3) iptables -A RH-Firewall-1-INPUT -m state --state NEW -p udp --dport
clariion-evr01 -j ACCEPT --src 10.0.x.1
### Opens clariion-evr01 UDP port for 10.0.x.1 (SPA on CX3-20c).
4) iptables -A RH-Firewall-1-INPUT -m state --state NEW -p tcp --dport
clariion-evr01 -j ACCEPT --src 10.0.x.2
### Opens clariion-evr01 TCP port for 10.0.x.2 (SPB on CX3-20c).
5) iptables -A RH-Firewall-1-INPUT -m state --state NEW -p udp --dport
clariion-evr01 -j ACCEPT --src 10.0.x.2
### Opens clariion-evr01 UDP port for 10.0.x.2 (SPB on CX3-20c).
3) iptables -A RH-Firewall-1-INPUT -j REJECT --reject-with icmp-host-prohibited
### Readds the icmp rule as last rule.
4) iptables-save >/etc/sysconfig/iptables
### Saves to file read on iptables start.

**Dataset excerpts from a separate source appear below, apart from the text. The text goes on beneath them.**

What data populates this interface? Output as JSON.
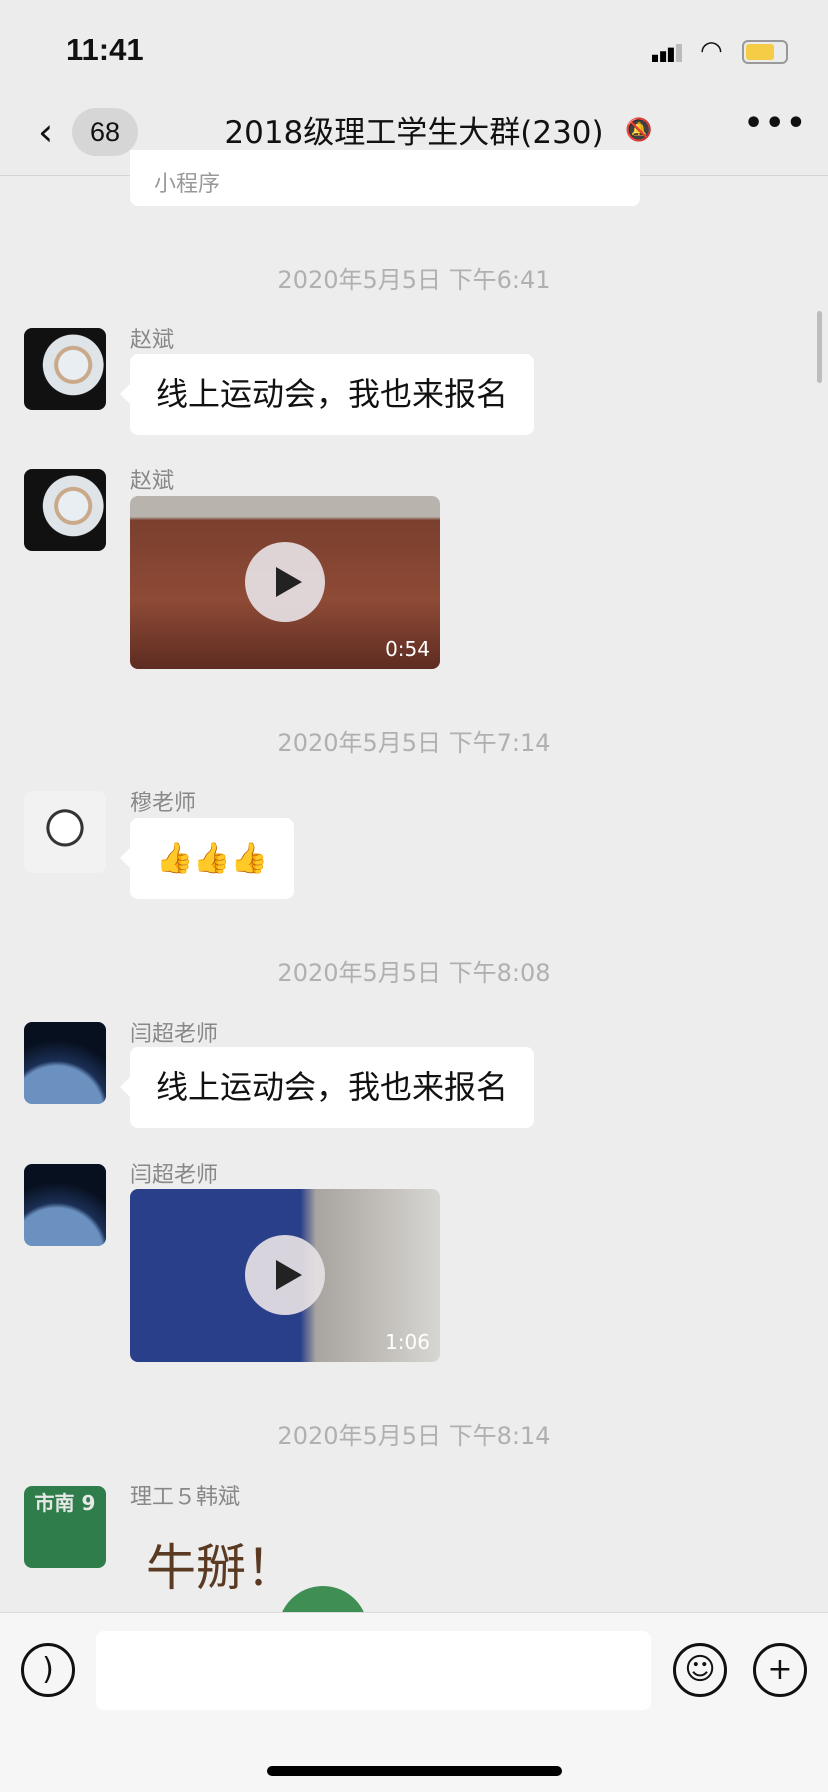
{
  "status_bar": {
    "time": "11:41",
    "battery_color": "#f5cc45"
  },
  "nav": {
    "back_icon": "chevron-left-icon",
    "unread_count": "68",
    "title": "2018级理工学生大群(230)",
    "mute_icon": "bell-slash-icon",
    "more_icon": "ellipsis-icon"
  },
  "mini_program": {
    "label": "小程序"
  },
  "messages": [
    {
      "timestamp": "2020年5月5日 下午6:41"
    },
    {
      "sender": "赵斌",
      "text": "线上运动会，我也来报名"
    },
    {
      "sender": "赵斌",
      "video_duration": "0:54"
    },
    {
      "timestamp": "2020年5月5日 下午7:14"
    },
    {
      "sender": "穆老师",
      "text": "👍👍👍"
    },
    {
      "timestamp": "2020年5月5日 下午8:08"
    },
    {
      "sender": "闫超老师",
      "text": "线上运动会，我也来报名"
    },
    {
      "sender": "闫超老师",
      "video_duration": "1:06"
    },
    {
      "timestamp": "2020年5月5日 下午8:14"
    },
    {
      "sender": "理工５韩斌",
      "sticker_text": "牛掰！",
      "avatar_text": "市南 9"
    }
  ],
  "input_bar": {
    "voice_icon": "voice-icon",
    "emoji_icon": "smiley-icon",
    "plus_icon": "plus-icon",
    "placeholder": ""
  }
}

Step 4 is necessary so after a reboot or bounce of iptables it will re-
establish the rules
Steps assume 6389 for clariion-evr01 tcp and udp are in /etc/services already.
Entries in /etc/services were:
clariion-evr01 6389/tcp # clariion-evr01
clariion-evr01 6389/udp # clariion-evr01
Or you could just use 6389 instead of name in the rules you're adding.
|
Of course you'd substitute the actual IP addresses of your CX3-40's SPA and SPB for the 10.0.x.1 and 10.0.x.2 in the foregoing.